The DataMasking gem allows you to obfuscate sensitive string data in one or more columns. This can be useful for protecting personally identifiable information (PII) or other confidential values. This page describes the available masking methods in the gem and other configuration options.

Input and Output

The DataMasking gem accepts the following input and output.

PortDescription
in0Input dataset containing columns with data you want to mask.
outOutput dataset with the masked data. The output schema depends on the masked column option you choose.

Parameters

Configure the DataMasking gem using the following parameters.

ParameterDescription
Select columns to apply masking onOne or more string-type columns from the input dataset to transform.
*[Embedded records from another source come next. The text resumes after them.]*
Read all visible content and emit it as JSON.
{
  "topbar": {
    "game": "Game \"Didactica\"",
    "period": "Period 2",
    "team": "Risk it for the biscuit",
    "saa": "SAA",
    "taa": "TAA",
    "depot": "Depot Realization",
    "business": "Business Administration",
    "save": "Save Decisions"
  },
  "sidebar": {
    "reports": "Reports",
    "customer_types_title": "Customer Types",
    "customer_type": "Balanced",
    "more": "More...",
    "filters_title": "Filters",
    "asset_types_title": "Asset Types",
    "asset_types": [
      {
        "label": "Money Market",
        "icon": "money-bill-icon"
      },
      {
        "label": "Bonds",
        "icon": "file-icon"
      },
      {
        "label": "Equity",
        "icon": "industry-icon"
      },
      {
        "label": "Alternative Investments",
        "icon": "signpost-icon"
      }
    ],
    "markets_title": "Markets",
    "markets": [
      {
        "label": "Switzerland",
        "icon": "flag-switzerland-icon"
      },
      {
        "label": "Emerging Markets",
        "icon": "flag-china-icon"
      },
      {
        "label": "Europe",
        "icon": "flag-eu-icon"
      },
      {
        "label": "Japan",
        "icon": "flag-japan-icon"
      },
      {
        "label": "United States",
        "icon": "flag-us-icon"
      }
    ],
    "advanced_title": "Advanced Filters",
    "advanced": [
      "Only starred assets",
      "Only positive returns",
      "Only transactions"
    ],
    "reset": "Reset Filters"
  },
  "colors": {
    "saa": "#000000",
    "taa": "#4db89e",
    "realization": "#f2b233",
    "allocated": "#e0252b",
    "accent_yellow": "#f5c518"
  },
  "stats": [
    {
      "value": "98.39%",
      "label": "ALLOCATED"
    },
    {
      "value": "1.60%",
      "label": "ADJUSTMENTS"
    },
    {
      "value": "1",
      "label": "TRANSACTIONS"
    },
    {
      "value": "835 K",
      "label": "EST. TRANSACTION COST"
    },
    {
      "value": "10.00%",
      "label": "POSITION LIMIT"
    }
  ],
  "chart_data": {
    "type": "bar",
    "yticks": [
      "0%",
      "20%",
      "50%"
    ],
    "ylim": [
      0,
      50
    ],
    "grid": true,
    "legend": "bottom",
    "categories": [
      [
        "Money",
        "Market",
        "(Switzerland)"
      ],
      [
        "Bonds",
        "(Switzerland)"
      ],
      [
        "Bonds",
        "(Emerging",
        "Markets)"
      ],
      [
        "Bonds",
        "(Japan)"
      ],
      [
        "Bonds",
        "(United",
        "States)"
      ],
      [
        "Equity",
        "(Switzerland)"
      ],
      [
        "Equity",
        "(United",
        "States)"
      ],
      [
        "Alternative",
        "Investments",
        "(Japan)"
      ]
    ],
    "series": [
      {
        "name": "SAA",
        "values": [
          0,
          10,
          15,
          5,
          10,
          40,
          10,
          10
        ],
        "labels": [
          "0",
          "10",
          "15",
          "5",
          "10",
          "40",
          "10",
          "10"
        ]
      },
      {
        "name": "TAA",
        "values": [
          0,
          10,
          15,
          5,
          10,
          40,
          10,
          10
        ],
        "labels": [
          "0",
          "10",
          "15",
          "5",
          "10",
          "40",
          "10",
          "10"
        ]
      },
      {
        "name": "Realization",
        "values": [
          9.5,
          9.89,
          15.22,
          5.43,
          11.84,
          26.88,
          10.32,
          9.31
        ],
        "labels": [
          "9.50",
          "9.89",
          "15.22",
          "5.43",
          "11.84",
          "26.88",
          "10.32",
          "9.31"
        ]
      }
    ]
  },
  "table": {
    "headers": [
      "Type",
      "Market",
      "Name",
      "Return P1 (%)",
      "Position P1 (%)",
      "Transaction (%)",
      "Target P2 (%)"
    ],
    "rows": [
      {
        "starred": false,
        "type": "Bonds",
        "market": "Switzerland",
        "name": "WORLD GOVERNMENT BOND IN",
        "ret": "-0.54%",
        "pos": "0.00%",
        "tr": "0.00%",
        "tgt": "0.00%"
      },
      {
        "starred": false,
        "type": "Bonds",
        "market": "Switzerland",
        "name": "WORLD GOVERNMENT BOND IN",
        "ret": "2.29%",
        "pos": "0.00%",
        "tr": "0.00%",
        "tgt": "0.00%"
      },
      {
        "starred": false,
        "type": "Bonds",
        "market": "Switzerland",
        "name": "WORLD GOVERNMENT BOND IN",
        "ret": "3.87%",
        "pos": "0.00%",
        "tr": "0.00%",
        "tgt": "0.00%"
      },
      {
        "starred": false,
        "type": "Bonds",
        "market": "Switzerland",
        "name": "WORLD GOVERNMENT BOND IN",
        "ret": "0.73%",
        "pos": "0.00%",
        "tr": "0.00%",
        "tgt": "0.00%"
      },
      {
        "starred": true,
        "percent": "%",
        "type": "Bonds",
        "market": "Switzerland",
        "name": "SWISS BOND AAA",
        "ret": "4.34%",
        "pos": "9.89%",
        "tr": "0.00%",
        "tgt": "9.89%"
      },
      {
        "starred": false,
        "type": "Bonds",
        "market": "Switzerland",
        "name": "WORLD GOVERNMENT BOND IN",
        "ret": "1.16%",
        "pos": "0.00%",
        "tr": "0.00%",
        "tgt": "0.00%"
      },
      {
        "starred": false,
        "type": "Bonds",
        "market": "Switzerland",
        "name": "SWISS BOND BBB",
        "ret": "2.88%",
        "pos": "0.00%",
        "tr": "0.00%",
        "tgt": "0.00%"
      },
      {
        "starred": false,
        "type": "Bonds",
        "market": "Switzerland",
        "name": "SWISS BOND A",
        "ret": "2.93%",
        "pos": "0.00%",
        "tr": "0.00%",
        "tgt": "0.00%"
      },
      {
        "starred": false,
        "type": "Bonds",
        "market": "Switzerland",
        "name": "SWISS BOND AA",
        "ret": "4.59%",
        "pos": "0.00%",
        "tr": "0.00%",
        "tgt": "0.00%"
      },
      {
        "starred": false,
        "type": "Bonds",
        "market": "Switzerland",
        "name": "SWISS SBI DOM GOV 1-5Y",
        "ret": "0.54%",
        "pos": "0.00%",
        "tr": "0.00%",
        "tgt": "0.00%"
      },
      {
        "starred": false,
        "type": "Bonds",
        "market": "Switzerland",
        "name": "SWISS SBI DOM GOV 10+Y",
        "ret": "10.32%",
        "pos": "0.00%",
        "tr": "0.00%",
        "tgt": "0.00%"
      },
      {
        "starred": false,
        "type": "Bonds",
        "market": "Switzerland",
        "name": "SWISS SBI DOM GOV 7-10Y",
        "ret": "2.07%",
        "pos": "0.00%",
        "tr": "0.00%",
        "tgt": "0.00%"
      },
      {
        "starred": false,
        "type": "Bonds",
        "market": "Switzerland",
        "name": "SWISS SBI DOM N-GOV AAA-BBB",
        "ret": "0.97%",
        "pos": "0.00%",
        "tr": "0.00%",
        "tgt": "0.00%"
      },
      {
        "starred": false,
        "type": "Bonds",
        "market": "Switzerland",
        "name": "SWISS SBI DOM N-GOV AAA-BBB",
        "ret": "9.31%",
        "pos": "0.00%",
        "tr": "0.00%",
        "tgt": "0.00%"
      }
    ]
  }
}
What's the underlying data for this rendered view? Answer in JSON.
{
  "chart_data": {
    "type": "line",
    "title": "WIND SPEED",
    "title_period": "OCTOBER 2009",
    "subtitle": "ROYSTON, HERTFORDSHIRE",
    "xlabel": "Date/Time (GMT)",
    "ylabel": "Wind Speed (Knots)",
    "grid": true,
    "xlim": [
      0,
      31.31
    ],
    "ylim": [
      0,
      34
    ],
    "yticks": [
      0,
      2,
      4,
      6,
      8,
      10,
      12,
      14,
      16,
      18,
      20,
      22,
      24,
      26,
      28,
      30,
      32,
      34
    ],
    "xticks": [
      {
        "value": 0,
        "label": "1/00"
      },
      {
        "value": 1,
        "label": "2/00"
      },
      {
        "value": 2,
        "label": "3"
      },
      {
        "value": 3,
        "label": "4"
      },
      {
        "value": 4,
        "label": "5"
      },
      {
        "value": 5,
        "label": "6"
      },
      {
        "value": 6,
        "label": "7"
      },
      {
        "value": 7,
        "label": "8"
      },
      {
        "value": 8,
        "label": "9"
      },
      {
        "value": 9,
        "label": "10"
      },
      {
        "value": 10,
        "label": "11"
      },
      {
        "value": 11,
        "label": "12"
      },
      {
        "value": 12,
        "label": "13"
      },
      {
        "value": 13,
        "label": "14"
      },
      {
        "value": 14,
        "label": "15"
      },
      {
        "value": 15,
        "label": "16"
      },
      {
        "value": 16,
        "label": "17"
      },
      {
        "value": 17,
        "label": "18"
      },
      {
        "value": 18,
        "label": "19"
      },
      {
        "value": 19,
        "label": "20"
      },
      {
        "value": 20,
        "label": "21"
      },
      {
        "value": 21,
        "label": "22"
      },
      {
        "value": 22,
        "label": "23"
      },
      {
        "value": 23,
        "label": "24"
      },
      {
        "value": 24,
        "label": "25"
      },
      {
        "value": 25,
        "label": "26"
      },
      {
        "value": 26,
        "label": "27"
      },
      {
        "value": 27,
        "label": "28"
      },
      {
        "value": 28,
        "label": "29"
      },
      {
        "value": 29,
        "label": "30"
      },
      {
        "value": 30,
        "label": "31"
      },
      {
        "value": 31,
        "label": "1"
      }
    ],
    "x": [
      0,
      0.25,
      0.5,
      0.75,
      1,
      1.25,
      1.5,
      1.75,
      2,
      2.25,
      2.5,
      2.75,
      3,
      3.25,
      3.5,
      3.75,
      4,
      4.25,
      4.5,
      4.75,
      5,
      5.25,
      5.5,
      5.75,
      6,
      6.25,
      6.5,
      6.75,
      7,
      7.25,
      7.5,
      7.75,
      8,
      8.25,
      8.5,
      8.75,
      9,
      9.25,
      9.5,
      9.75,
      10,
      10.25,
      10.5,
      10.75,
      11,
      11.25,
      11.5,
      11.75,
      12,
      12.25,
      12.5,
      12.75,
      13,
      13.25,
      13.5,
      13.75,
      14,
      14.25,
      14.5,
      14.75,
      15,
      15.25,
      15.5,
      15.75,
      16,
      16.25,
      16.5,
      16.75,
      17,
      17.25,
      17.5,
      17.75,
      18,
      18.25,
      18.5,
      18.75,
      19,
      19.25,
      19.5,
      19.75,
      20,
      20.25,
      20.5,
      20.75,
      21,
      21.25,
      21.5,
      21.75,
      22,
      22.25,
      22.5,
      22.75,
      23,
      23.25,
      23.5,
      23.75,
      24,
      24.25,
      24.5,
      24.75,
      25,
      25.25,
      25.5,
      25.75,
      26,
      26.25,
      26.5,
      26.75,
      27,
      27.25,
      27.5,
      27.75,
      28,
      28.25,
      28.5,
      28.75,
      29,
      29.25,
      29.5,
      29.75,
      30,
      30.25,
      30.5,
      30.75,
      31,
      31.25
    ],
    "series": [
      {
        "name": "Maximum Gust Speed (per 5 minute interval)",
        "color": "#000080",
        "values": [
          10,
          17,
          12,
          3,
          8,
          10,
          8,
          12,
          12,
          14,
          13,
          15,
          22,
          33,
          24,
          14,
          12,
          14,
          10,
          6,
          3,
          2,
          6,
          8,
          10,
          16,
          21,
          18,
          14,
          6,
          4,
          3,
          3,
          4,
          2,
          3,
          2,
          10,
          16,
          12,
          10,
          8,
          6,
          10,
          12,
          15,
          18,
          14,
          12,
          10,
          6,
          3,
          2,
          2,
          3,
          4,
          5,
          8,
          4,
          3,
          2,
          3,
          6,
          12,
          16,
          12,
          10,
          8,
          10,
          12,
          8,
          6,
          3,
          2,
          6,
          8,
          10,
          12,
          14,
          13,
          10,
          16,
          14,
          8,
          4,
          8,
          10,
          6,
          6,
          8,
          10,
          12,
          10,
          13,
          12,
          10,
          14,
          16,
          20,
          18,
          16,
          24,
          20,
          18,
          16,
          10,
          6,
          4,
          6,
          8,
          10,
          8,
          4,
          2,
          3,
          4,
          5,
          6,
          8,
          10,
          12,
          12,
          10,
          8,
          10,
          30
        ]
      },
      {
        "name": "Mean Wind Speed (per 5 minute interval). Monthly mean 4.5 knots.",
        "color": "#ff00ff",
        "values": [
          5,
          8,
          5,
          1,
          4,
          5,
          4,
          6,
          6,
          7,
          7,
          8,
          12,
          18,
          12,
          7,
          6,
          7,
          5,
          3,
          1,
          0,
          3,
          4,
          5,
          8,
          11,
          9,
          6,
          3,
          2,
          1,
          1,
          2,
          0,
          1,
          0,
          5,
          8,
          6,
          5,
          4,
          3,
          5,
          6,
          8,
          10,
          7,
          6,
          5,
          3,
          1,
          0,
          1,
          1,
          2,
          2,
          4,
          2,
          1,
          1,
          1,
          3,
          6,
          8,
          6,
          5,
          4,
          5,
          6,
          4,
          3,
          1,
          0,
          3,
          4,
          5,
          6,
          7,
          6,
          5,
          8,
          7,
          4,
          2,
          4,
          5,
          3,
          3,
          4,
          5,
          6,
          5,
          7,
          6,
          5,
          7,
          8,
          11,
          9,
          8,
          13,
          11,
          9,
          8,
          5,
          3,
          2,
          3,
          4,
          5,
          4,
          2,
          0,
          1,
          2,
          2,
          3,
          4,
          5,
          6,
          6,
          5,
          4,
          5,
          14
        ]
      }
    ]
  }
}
Only string columns are supported.
Masking methodThe method used to obfuscate the data. Jump to Masking methods to learn more.
Masked column optionsChoose how to output the masked data. Jump to Masked column options to learn more.

Masked column options

Substitute the new columns in place

The new values will appear in the original column.

Add new columns with a prefix/suffix attached

The new values will appear in a new column that will have the original name with a prefix or suffix that you specify.

Apply a single hash to all the selected columns at once

There will only be one new output column, regardless of the number of columns to apply masking on. This only applies to the hash masking method.

Masking methods

Choose one of the following techniques to obfuscate string data. Some methods support additional configuration options.

mask

Replaces characters in each string with substitute characters based on character type. Applies individually to each selected column. This method lets you optionally define the following additional parameters:

NameDescription
Upper char substitute keyCharacter to replace uppercase letters. Default is 'X'. Use NULL to keep the original.
Lower char substitute keyCharacter to replace lowercase letters. Default is 'x'. Use NULL to keep the original.
Digit char substitute keyCharacter to replace digits. Default is 'n'. Use NULL to keep the original.
Other char substitute keyCharacter to replace all other characters. The default is NULL, which leaves the original characters unmasked.

hash

Applies a hash function to column values. This method will apply the hash in one of two ways:

  • The hash function is applied to each input column individually, and a new output column will be created for each input column.
  • The hash function is applied to all selected columns combined into a single hash value in a single new output column.

crc32

Applies the CRC32 hash function to each selected column. This method has no additional parameters.

sha

Applies the SHA-1 hash function to each selected column. This method has no additional parameters.

sha2

Applies the SHA-2 hashing algorithm to each selected column. This method lets you select the bit length for masking:

  • Bit length can be 224, 256, 384, or 512.

md5

Applies the MD5 hash function to each selected column. This method has no additional parameters.

Example

Assume you have a table that you would like to mask using the mask method. Using the default mask parameters, the string John.Doe123! will be converted to Xxxx.Xxxnnn!.